Unraveling Epigenetic Mosaicism in Patients with Beckwith-Wiedemann Syndrome and Russell-Silver Syndrome

Genes that are subject to genomic imprinting are exclusively expressed from either maternal or paternal chromosomes but not both during normal development.  Sometimes, mutations or defects in epigenetic regulatory mechanisms disrupt normal imprinted gene expression.
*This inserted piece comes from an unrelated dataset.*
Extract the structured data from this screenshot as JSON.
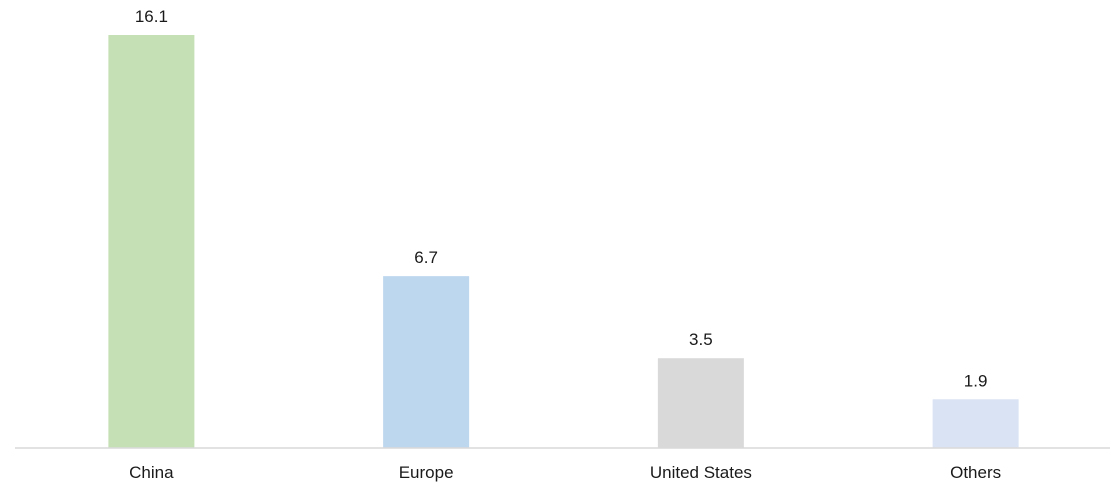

Abnormal imprinted gene expression can give rise to rare developmental growth disorders such as Beckwith-Wiedemann syndrome (BWS) and Russell-Silver syndrome (RSS).  While disease severity varies over a wide spectrum for these syndromes, tissue from patients with BWS and RSS frequently exhibit “phenotypic mosaicism” a phenomenon in which cells from different organs exhibit dysregulated imprinted gene regulation to varying degrees.

Researchers at the Center for Childhood Cancer Research Center are studying the underlying cellular and molecular mechanisms that contribute to the epigenetic mosaicism characteristic of patients with RSS and BWS.  To accomplish this, researchers at the Childhood Cancer Research Center in collaboration with researchers at the University of Pennsylvania are applying a new fluorescence hybridization technique that measures allele-specific expression in single cells from murine models of RSS. Results from these experiments revealed that imprinting disorders can display striking single-cell heterogeneity in molecular phenotype and that this heterogeneity may underlie the epigenetic mosaicism characteristic of human imprinting gene disorders.

Additional experiments are underway to determine whether or not this assay is applicable to human cell lines derived from patients with BWS, RSS and other human imprinting gene disorders.